1. Adding on to your current life insurance policy
Talk to your financial advisor or insurance broker about what your current policy does and does not cover, so you’re clear on what you may need to add (and how your premiums will be affected) were you to include long-term care coverage in your policy. For example, you may be able to attach an accelerated death benefit (ADB) rider. This allows you to receive cash advances against the policy’s death benefit to pay for care in the case of terminal illness. This rider sometimes requires an additional premium.
2. A life insurance/long-term care combination policy
These policies tend to be sold as a life insurance policy with a long term care rider attached. The policies are usually pricey—often paid in a single premium of upwards of $75,000—but can offer around six times the premium in long-term care benefits. If the long-term care benefit is never used, the policy will pay out a death benefit instead. Combination policies differ, and an insurance broker can run through all the possibilities, but typically, the death benefit might be roughly 30 percent more than the premium. So a policy with a $75,000 premium could pay up to around $450,000 in long-term care benefits, and if those benefits aren’t used, the death benefit might be up to $115,000.

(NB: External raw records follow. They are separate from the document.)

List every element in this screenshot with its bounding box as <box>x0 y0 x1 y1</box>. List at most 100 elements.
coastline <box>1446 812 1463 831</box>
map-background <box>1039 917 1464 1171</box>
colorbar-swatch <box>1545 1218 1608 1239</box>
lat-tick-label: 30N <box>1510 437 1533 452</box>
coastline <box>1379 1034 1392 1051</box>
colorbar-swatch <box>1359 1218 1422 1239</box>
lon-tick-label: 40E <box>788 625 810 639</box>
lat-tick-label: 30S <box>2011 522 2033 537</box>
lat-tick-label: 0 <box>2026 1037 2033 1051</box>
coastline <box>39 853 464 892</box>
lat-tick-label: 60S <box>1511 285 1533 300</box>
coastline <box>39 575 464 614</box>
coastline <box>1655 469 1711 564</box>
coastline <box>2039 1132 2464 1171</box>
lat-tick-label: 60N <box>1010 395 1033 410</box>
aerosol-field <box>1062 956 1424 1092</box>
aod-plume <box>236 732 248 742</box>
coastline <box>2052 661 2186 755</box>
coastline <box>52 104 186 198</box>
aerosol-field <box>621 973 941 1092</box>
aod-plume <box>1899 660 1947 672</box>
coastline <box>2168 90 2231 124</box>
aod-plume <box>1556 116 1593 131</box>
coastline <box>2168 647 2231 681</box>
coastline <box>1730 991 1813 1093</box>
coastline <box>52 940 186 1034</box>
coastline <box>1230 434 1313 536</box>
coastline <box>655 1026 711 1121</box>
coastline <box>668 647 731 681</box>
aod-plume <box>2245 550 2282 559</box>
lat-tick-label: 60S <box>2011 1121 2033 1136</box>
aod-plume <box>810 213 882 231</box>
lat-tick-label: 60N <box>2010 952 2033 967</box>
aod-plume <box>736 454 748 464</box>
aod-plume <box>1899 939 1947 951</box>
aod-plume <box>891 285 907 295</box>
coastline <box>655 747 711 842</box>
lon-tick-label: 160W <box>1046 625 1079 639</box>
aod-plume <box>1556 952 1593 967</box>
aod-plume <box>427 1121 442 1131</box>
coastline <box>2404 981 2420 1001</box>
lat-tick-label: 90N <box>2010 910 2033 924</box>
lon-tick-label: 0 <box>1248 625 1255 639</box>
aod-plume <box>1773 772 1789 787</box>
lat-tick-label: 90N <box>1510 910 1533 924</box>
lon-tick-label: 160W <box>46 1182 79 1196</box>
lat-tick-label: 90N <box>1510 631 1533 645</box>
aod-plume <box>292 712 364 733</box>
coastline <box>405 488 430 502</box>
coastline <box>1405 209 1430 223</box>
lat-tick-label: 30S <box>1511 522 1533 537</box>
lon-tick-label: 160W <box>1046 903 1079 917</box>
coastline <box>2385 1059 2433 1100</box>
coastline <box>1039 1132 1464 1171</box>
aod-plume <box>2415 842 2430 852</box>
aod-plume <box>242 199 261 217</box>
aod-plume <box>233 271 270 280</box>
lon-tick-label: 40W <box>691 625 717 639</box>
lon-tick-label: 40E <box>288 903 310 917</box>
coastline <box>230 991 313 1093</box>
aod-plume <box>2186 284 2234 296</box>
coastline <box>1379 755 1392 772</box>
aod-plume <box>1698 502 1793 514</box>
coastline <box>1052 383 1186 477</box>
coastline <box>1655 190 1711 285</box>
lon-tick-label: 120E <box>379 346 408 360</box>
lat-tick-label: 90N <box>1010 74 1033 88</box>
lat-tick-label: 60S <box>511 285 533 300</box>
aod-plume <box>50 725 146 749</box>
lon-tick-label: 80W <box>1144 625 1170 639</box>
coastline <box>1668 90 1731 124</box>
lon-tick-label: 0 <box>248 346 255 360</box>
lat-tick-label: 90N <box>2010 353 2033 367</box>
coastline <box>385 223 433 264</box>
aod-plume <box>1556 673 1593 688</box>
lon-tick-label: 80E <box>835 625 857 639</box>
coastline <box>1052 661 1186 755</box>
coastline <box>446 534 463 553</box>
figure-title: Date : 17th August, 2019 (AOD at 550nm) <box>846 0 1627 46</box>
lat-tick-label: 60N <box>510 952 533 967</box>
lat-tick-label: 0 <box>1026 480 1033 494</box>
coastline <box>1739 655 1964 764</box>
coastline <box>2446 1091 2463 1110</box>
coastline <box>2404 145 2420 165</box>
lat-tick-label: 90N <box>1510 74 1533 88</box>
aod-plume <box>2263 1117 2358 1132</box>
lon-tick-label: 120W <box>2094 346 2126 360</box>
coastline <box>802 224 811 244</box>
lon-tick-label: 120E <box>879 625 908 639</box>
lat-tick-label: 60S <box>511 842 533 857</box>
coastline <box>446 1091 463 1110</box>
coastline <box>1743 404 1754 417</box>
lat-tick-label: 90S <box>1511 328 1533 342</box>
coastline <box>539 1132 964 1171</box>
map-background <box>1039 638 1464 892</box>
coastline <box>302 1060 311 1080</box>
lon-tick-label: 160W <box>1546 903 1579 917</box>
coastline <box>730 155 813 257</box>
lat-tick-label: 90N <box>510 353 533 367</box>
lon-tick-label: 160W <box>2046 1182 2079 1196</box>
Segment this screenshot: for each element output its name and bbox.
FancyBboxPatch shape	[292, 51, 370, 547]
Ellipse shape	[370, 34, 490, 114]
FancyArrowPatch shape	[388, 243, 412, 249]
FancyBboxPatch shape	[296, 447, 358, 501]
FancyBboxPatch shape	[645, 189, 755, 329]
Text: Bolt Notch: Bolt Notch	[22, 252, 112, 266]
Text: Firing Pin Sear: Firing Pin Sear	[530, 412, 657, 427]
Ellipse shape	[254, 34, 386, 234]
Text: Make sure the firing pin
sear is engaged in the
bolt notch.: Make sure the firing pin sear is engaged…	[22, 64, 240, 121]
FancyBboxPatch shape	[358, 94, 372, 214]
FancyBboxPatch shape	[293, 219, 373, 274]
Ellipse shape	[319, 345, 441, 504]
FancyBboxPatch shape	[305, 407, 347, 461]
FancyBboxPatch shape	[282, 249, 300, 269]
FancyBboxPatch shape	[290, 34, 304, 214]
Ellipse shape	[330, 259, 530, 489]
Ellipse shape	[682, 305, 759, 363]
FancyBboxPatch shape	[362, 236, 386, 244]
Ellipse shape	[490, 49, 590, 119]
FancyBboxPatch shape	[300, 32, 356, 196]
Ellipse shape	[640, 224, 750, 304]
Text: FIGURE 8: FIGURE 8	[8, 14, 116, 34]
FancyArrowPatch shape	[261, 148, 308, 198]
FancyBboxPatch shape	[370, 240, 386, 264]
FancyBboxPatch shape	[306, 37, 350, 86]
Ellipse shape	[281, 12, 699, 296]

If you do end up using the long-term care benefit, the policy death benefit will be reduced depending on how much care is used, although some policies have a guaranteed percentage death benefit regardless of care. A third option in some combination policies is offering a full return of the premium after a certain length of time has passed.
3. Life settlements
This allows you to sell your life insurance policy for cash. Downsides: This money may be taxed, and, since you no longer have a life insurance policy, there won’t be a death benefit for your beneficiary. And of course, you can’t predict in advance just how long or how expensive long-term care will be. Once the cashed-out money from your policy is gone, it’s gone.
4. Viatical settlements
Similar to a life settlement, a viatical settlement is a way to cash in on your insurance policy. Unlike a life settlement, this is tax free. In this scenario, you sell your life insurance policy to a third party company, so they are both the owner and beneficiary of the policy. This option comes into play for terminal illnesses, such as cancer or a terminal diagnosis of less than two years, but candidates are not always approved depending on their medical situation.
Bottom line: Whether long-term care is self-financed, paid through insurance, or a combination, there are many paths to ensure you get the care you need. Speaking with a financial advisor about what-if scenarios can be helpful in getting a clearer picture of how your finances would function (for both you and your heirs) were the worst to happen. Comparing options, educating yourself, and finalizing your decision well before it is needed assures peace of mind.